Hoffnungsfroh stimmen die Zahlen unserer Depotwerte aus den USA. Facebook, Amazon, Alphabet & Co lieferten sehr gute Zahlen für das abgelaufene Quartal. Das deckt sich dann auch mit der optimistischen Rede zur Lage der Nation von US-Präsident Joe Biden in der abgelaufenen Woche. Und um die Positivnachrichten noch weiter abzurunden, hält die Fed an ihrer lockeren Zinspolitik fest. Der Leitzins verbleibt wie erwartet auf dem sehr niedrigen Niveau von null bis 0,25 Prozent. Dies sei angesichts der Lage am Arbeitsmarkt und der langfristig niedrigen Inflationsrate angemessen, erklärten die Notenbanker dazu.

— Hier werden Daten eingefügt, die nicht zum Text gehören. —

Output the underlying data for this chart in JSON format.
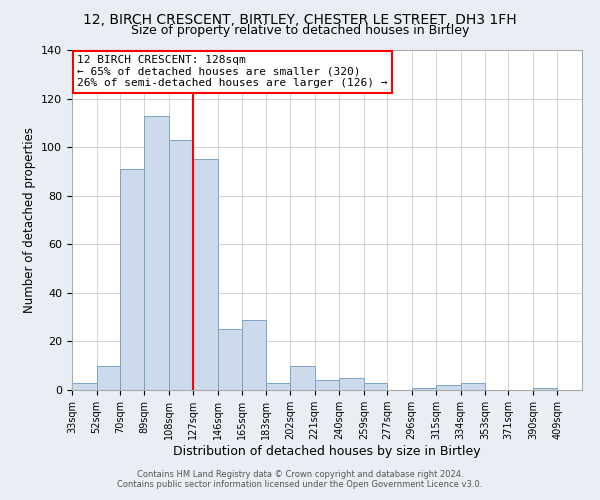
{
  "title": "12, BIRCH CRESCENT, BIRTLEY, CHESTER LE STREET, DH3 1FH",
  "subtitle": "Size of property relative to detached houses in Birtley",
  "xlabel": "Distribution of detached houses by size in Birtley",
  "ylabel": "Number of detached properties",
  "bin_labels": [
    "33sqm",
    "52sqm",
    "70sqm",
    "89sqm",
    "108sqm",
    "127sqm",
    "146sqm",
    "165sqm",
    "183sqm",
    "202sqm",
    "221sqm",
    "240sqm",
    "259sqm",
    "277sqm",
    "296sqm",
    "315sqm",
    "334sqm",
    "353sqm",
    "371sqm",
    "390sqm",
    "409sqm"
  ],
  "bin_edges": [
    33,
    52,
    70,
    89,
    108,
    127,
    146,
    165,
    183,
    202,
    221,
    240,
    259,
    277,
    296,
    315,
    334,
    353,
    371,
    390,
    409
  ],
  "bar_heights": [
    3,
    10,
    91,
    113,
    103,
    95,
    25,
    29,
    3,
    10,
    4,
    5,
    3,
    0,
    1,
    2,
    3,
    0,
    0,
    1,
    0
  ],
  "bar_color": "#ccdaeb",
  "bar_edge_color": "#7ba4c8",
  "vline_x": 127,
  "vline_color": "red",
  "annotation_title": "12 BIRCH CRESCENT: 128sqm",
  "annotation_line1": "← 65% of detached houses are smaller (320)",
  "annotation_line2": "26% of semi-detached houses are larger (126) →",
  "annotation_box_color": "white",
  "annotation_box_edge": "red",
  "ylim": [
    0,
    140
  ],
  "yticks": [
    0,
    20,
    40,
    60,
    80,
    100,
    120,
    140
  ],
  "grid_color": "#cccccc",
  "fig_background_color": "#e8eef4",
  "ax_background_color": "#ffffff",
  "footer1": "Contains HM Land Registry data © Crown copyright and database right 2024.",
  "footer2": "Contains public sector information licensed under the Open Government Licence v3.0.",
  "title_fontsize": 10,
  "subtitle_fontsize": 9
}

Da ging es fast schon unter, dass die CDU ihren Kanzlerkandidaten mit Armin Laschet gefunden hat. Aber für uns ist interessanter, dass Laschet den Wirtschafts- und Finanzexperten Friedrich Merz in sein Wahlkampfteam holte. Nun fehlt nur noch das Wahlprogramm mit richtungsweisenden Perspektiven, wie die Partei Deutschland nach der Pandemie wieder auf einen neuen Wachstumskurs führen will. Das grüne Wohlfühlprogramm braucht jedenfalls eine realistischere Antwort.